Are you sure that you don’t mean Russia when it was ruled by Tsar Peter the Great?

6 Likes

Agreed, seems to be a lot of people blaming China for this kind of thing when it’s pretty common here.

I can’t say I’ve heard of schools here in the US with rules specifically about hair color but I wouldn’t be at all surprised. I have seen reports of charter schools prohibiting African American students from wearing “natural” hair styles. i.e. no afros, dreads, etc. In fact, I seem to remember one school that had the nerve to cut one young man’s dreads off because they didn’t conform to the schools code and he had been warned.

Then there’s the school picture thing with girls who aren’t allowed to wear sleeveless shirts, or anything with thin straps displaying a lot of (or any) shoulder. There was one school that went so far as to badly photoshop fake shirts over girls with exposed shoulders in their yearbook. Naturally it wasn’t even enforced across the board and of course it tended to be minority girls whose pictures were defaced.

As for sports teams and dumb rules, I wrestled in high school and at age 16 I had the barest bit of downy peach fuzz on my cheeks and chin. I wasn’t even making an attempt to pretend it was going to grow into a beard or mustache. I was simply ignoring it. In order to compete in that day’s wrestling meet I had to have somebody quickly drive me home to shave and back over to the school to have my face inspected by the ref. :roll_eyes:

7 Likes

GirlChild’s school district has a rule against “unnatural” colors, but it seems to be largely unenforced.

While I haven’t seen any kids with “Billie Eilish Powerade green” hair, there are a ton of kids with pink or purple streaks, bleached hair, etc…

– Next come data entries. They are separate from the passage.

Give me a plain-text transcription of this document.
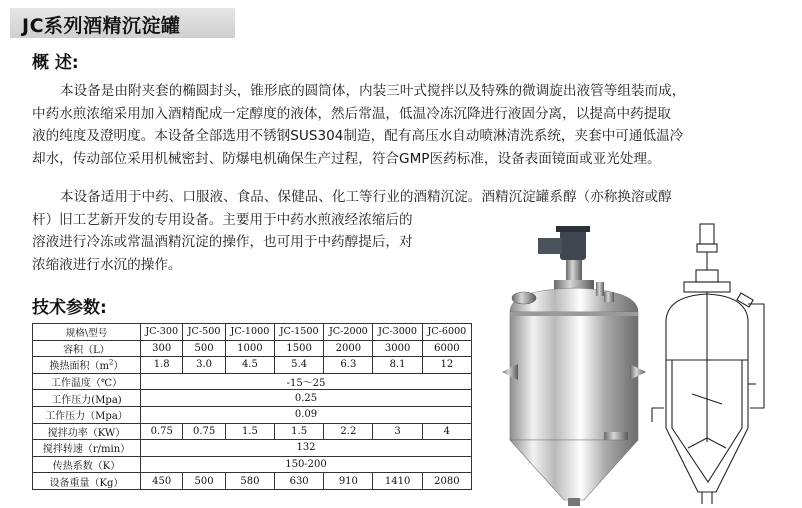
JC系列酒精沉淀罐
概 述:
本设备是由附夹套的椭圆封头，锥形底的圆筒体，内装三叶式搅拌以及特殊的微调旋出液管等组装而成，
中药水煎浓缩采用加入酒精配成一定醇度的液体，然后常温，低温冷冻沉降进行液固分离，以提高中药提取
液的纯度及澄明度。本设备全部选用不锈钢SUS304制造，配有高压水自动喷淋清洗系统，夹套中可通低温冷
却水，传动部位采用机械密封、防爆电机确保生产过程，符合GMP医药标准，设备表面镜面或亚光处理。
本设备适用于中药、口服液、食品、保健品、化工等行业的酒精沉淀。酒精沉淀罐系醇（亦称换溶或醇
杆）旧工艺新开发的专用设备。主要用于中药水煎液经浓缩后的
溶液进行冷冻或常温酒精沉淀的操作，也可用于中药醇提后，对
浓缩液进行水沉的操作。
技术参数:
规格\型号	JC-300	JC-500	JC-1000	JC-1500	JC-2000	JC-3000	JC-6000
容积（L）	300	500	1000	1500	2000	3000	6000
换热面积$(m^2)$	1.8	3.0	4.5	5.4	6.3	8.1	12
工作温度（℃）	-15～25						
工作压力(Mpa)	0.25						
工作压力（Mpa）	0.09						
搅拌功率（KW）	0.75	0.75	1.5	1.5	2.2	3	4
搅拌转速（r/min）	132						
传热系数（K）	150-200						
设备重量（Kg）	450	500	580	630	910	1410	2080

Growing up, my school also had a rule against “distracting” colors, but it was the 80’s and punk was big. One kid had a giant bleached mohawk, and his sister changed her hair color every couple of weeks to some other neon and unnatural color. They never got sent home etc… for it.

5 Likes

Fun fact: You can’t even join the PLA if you have tattoos.
Their cannon fodder must be cut from the finest cloth.

1 Like

Of course the next step is for an enterprising youth with a hair color he doesn’t wish to part with: wear a hairpiece/wig for the game.